Uznano go za zmarłego. Został odnaleziony po 16 latach, w szpitalu psychiatrycznym
Przez lata uważano, że policjant Abrip Asep zginął, gdy w 2004 r. w wybrzeże Indonezji uderzyła fala tsunami. Zakładano, że mężczyzna jest jedną z ponad 6 tys. osób, których ciał nigdy nie odnaleziono. Teraz, po 16 latach okazało się, że mężczyzna przebywał w szpitalu psychiatrycznym.
W następstwie potężnego, podwodnego trzęsienia ziemi na Oceanie Atlantyckim 25 grudnia 2004 r. fale tsunami spustoszyły m.in. wybrzeża Indonezji, Sri Lanki oraz Tajlandii. Według oficjalnych danych zginęło ok. 230 tys. osób, jednak realną liczbę ofiar oceniano na ponad 300 tys. 6245 osób w Indonezji uznano za zaginione. Jedną z nich, był policjant Abrpip Asep z prowincji Aceh na Sumatrze.
ZOBACZ: Pacjent uznany za zmarłego "ożył". Prokuratura wszczęła śledztwo, NFZ prowadzi kontrolę
Przez lata rodzina mężczyzny była przekonana, że już nigdy go nie zobaczy. Jednak 16 lat później, policja znalazła mężczyznę podobnego do Asepa w szpitalu psychiatrycznym w tej samej miejscowości. Zarówno rodzina, jak i testy DNA potwierdziły, że to zaginiony przed laty funkcjonariusz.
17 lat bez żadnych wieści
W szpitalu poinformowano, że mężczyzna był pacjentem ośrodka od 2009 r. Został znaleziony przez wodza jednej z wiosek nieopodal miasta Banda Aceh. Asep miał błąkać się bez celu i nie pamiętać kim jest.
Thought dead after the 2004 tsunami, Abrip Asep has been found — alive https://t.co/cHjkL6YJ6b pic.twitter.com/b0p1Fw0OGD
— nzherald (@nzherald) March 19, 2021
O odnalezieniu mężczyzny zadecydował przypadek - jeden z policjantów z jednostki po latach porównał zdjęcie zaginionego do bazy zdjęć osób o nieustalonej tożsamości.
- Nie mogłem w to uwierzyć. 17 lat bez żadnych wieści, myśleliśmy, że nie żyje.

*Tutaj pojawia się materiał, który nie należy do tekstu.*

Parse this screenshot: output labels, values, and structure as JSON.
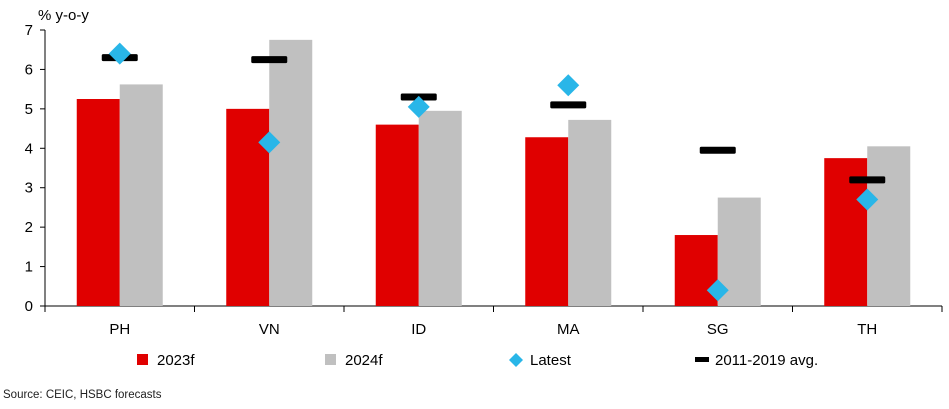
{
  "chart_data": {
    "type": "bar",
    "ylabel": "% y-o-y",
    "ylim": [
      0,
      7
    ],
    "yticks": [
      0,
      1,
      2,
      3,
      4,
      5,
      6,
      7
    ],
    "categories": [
      "PH",
      "VN",
      "ID",
      "MA",
      "SG",
      "TH"
    ],
    "series": [
      {
        "name": "2023f",
        "kind": "bar",
        "color": "#e00000",
        "values": [
          5.25,
          5.0,
          4.6,
          4.28,
          1.8,
          3.75
        ]
      },
      {
        "name": "2024f",
        "kind": "bar",
        "color": "#c0c0c0",
        "values": [
          5.62,
          6.75,
          4.95,
          4.72,
          2.75,
          4.05
        ]
      },
      {
        "name": "Latest",
        "kind": "marker-diamond",
        "color": "#29b6e8",
        "values": [
          6.4,
          4.15,
          5.05,
          5.6,
          0.4,
          2.7
        ]
      },
      {
        "name": "2011-2019 avg.",
        "kind": "marker-dash",
        "color": "#000000",
        "values": [
          6.3,
          6.25,
          5.3,
          5.1,
          3.95,
          3.2
        ]
      }
    ],
    "grid": false,
    "legend": "bottom"
  },
  "source": "Source: CEIC, HSBC forecasts"
}
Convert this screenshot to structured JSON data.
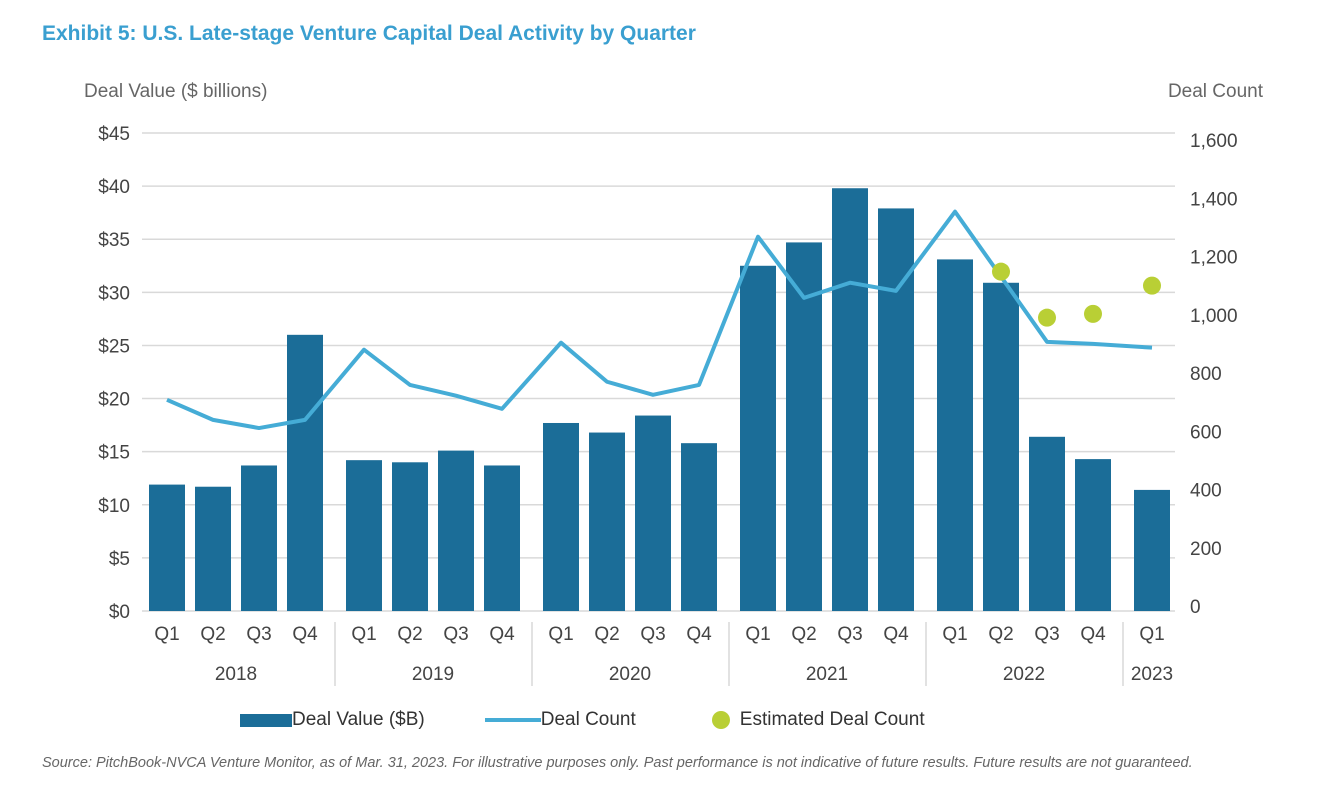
{
  "chart_data": {
    "type": "bar+line",
    "title": "Exhibit 5: U.S. Late-stage Venture Capital Deal Activity by Quarter",
    "ylabel": "Deal Value ($ billions)",
    "y2label": "Deal Count",
    "ylim": [
      0,
      45
    ],
    "y2lim": [
      0,
      1600
    ],
    "yticks": [
      "$0",
      "$5",
      "$10",
      "$15",
      "$20",
      "$25",
      "$30",
      "$35",
      "$40",
      "$45"
    ],
    "y2ticks": [
      "0",
      "200",
      "400",
      "600",
      "800",
      "1,000",
      "1,200",
      "1,400",
      "1,600"
    ],
    "grid": true,
    "legend_position": "bottom",
    "years": [
      "2018",
      "2019",
      "2020",
      "2021",
      "2022",
      "2023"
    ],
    "categories": [
      "Q1",
      "Q2",
      "Q3",
      "Q4",
      "Q1",
      "Q2",
      "Q3",
      "Q4",
      "Q1",
      "Q2",
      "Q3",
      "Q4",
      "Q1",
      "Q2",
      "Q3",
      "Q4",
      "Q1",
      "Q2",
      "Q3",
      "Q4",
      "Q1"
    ],
    "category_years": [
      "2018",
      "2018",
      "2018",
      "2018",
      "2019",
      "2019",
      "2019",
      "2019",
      "2020",
      "2020",
      "2020",
      "2020",
      "2021",
      "2021",
      "2021",
      "2021",
      "2022",
      "2022",
      "2022",
      "2022",
      "2023"
    ],
    "series": [
      {
        "name": "Deal Value ($B)",
        "type": "bar",
        "axis": "left",
        "color": "#1b6d98",
        "values": [
          11.9,
          11.7,
          13.7,
          26.0,
          14.2,
          14.0,
          15.1,
          13.7,
          17.7,
          16.8,
          18.4,
          15.8,
          32.5,
          34.7,
          39.8,
          37.9,
          33.1,
          30.9,
          16.4,
          14.3,
          11.4
        ]
      },
      {
        "name": "Deal Count",
        "type": "line",
        "axis": "right",
        "color": "#45acd6",
        "values": [
          708,
          639,
          611,
          639,
          880,
          759,
          722,
          677,
          904,
          770,
          725,
          759,
          1268,
          1058,
          1110,
          1082,
          1354,
          1131,
          907,
          900,
          887
        ]
      },
      {
        "name": "Estimated Deal Count",
        "type": "scatter",
        "axis": "right",
        "color": "#b9cf35",
        "values": [
          null,
          null,
          null,
          null,
          null,
          null,
          null,
          null,
          null,
          null,
          null,
          null,
          null,
          null,
          null,
          null,
          null,
          1148,
          990,
          1003,
          1100
        ]
      }
    ]
  },
  "source": "Source: PitchBook-NVCA Venture Monitor, as of Mar. 31, 2023. For illustrative purposes only. Past performance is not indicative of future results. Future results are not guaranteed."
}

Nie przypuszczaliśmy, że kiedykolwiek go znajdziemy - powiedział mediom jeden z bliskich mężczyzny.
Nie wiadomo co działo się z Asepem między 2004 a 2009 r. Policjanci i władze szpitala nie ujawniają też jaki jest jego stan psychiczny. Wiadomo, że w wyniku działania żywiołu doznał obrażeń głowy.